Mudança de estratégia: de uma postura cautelosa para uma abordagem proativa

O UBS, este gigante financeiro que gere trilhões de dólares em ativos, manteve durante muito tempo uma postura prudente ou até cética em relação às criptomoedas. Já em 2017, o economista-chefe global do UBS, Paul Donovan, questionou publicamente o valor de reserva de valor do Bitcoin. A mudança de posição desta gigante suíça começou em 2023, quando abriu aos clientes de alto património em Hong Kong a negociação de fundos negociados em bolsa (ETFs) relacionados com criptomoedas.

Hoje, o UBS está a avançar ativamente com uma abordagem mais direta de acesso às criptomoedas. O CEO Sérgio Ermotti afirmou claramente: “Estamos a construir uma infraestrutura central, a explorar serviços específicos como o acesso de clientes particulares às criptomoedas e soluções de depósitos tokenizados para clientes empresariais.” Por trás desta mudança, estão a procura dos clientes e a competição no mercado.
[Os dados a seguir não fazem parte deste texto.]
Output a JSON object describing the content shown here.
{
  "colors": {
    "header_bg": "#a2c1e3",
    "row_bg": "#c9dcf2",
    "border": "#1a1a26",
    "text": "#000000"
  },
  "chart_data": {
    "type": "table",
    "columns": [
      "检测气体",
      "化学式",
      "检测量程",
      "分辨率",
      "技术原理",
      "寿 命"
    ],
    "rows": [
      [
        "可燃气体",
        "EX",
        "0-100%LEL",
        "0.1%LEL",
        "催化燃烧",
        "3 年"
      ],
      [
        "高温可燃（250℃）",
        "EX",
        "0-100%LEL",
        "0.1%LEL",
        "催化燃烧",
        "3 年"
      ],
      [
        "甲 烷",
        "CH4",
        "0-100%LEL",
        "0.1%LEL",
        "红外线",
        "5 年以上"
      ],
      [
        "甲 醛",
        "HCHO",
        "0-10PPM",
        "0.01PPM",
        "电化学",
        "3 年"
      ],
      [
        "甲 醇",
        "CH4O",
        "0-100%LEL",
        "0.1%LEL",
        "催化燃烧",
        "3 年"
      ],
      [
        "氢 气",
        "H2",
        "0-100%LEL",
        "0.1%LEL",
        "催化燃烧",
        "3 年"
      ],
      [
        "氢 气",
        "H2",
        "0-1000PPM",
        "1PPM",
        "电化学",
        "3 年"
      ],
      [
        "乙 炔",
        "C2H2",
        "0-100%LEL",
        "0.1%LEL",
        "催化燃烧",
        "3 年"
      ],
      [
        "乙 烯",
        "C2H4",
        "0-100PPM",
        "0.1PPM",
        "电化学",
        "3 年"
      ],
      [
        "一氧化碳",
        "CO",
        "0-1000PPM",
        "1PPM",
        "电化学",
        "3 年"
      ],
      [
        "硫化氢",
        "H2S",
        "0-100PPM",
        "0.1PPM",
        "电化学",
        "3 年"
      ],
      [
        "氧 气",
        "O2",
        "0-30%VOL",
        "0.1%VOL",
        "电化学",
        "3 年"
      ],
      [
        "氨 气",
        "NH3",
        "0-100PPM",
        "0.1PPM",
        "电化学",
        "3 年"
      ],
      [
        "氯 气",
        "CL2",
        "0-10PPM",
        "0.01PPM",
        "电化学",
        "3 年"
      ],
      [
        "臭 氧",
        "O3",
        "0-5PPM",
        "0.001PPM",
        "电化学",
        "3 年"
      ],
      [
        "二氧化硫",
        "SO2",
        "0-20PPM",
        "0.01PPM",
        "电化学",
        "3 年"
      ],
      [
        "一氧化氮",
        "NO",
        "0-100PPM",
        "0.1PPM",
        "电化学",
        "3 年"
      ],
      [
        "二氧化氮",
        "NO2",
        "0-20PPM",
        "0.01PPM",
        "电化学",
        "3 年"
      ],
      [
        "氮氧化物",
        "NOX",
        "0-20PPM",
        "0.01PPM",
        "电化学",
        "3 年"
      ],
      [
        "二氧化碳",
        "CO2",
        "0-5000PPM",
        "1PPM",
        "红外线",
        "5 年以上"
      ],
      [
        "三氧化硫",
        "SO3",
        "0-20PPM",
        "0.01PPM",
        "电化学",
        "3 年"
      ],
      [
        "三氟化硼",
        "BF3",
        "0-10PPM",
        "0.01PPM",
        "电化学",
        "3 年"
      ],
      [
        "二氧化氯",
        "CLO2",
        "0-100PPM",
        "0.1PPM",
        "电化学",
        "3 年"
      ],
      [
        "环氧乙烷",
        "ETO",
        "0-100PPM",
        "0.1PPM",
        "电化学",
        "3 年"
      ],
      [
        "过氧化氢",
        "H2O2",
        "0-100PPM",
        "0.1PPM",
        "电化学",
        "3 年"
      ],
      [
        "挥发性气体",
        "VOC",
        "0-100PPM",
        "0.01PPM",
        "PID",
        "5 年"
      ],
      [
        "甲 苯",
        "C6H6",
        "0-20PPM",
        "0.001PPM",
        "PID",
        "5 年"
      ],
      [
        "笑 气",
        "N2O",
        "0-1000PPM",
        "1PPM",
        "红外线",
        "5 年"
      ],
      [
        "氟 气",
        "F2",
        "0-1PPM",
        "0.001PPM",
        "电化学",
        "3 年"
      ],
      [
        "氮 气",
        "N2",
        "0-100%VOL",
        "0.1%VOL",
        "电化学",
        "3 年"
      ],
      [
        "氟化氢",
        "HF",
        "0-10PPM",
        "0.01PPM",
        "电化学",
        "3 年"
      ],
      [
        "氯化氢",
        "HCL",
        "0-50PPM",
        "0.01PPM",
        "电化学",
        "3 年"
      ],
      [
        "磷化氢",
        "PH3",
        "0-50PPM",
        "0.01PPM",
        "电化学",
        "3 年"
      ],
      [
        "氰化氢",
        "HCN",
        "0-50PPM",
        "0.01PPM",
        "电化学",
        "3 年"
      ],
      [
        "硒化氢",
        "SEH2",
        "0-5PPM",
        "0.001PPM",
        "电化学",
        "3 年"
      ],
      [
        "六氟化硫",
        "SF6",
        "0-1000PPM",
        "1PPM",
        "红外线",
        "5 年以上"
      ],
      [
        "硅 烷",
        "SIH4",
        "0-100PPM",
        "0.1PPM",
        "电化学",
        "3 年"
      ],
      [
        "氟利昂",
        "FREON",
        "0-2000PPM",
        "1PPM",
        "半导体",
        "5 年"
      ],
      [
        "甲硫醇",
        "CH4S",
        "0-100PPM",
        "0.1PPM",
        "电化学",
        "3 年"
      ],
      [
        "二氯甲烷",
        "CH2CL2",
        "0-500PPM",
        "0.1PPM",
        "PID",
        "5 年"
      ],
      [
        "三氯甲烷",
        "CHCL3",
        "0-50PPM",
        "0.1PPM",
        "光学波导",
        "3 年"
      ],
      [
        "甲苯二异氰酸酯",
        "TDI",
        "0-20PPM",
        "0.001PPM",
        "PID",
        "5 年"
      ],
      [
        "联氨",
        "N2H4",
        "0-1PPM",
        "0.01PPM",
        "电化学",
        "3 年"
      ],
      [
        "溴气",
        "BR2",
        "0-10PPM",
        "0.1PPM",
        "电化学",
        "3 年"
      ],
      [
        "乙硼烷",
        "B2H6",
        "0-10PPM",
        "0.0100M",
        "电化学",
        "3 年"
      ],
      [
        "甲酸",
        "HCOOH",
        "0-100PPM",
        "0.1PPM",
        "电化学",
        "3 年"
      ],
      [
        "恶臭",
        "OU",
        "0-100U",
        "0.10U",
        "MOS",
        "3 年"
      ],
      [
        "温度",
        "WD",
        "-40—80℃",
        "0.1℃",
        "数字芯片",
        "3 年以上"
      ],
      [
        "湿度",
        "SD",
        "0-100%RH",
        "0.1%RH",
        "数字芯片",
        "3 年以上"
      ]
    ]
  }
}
Caminho progressivo: a estratégia de “seguidores rápidos” do UBS

Ao contrário de pioneiros de mercado mais radicais, o UBS adotou uma estratégia mais cautelosa de “seguidores rápidos”. Ermotti destacou que o UBS não pretende ser um “pioneiro” na aplicação de tecnologia blockchain, mas sim seguir um caminho mais sólido de desenvolvimento.

O plano do UBS é implementar estas ações ao longo de três a cinco anos, começando por permitir a determinados clientes do private banking suíço comprar e vender Bitcoin e Ethereum. Esta fase inicial limitada permite ao banco testar o sistema e aperfeiçoar os processos antes de uma implementação mais ampla.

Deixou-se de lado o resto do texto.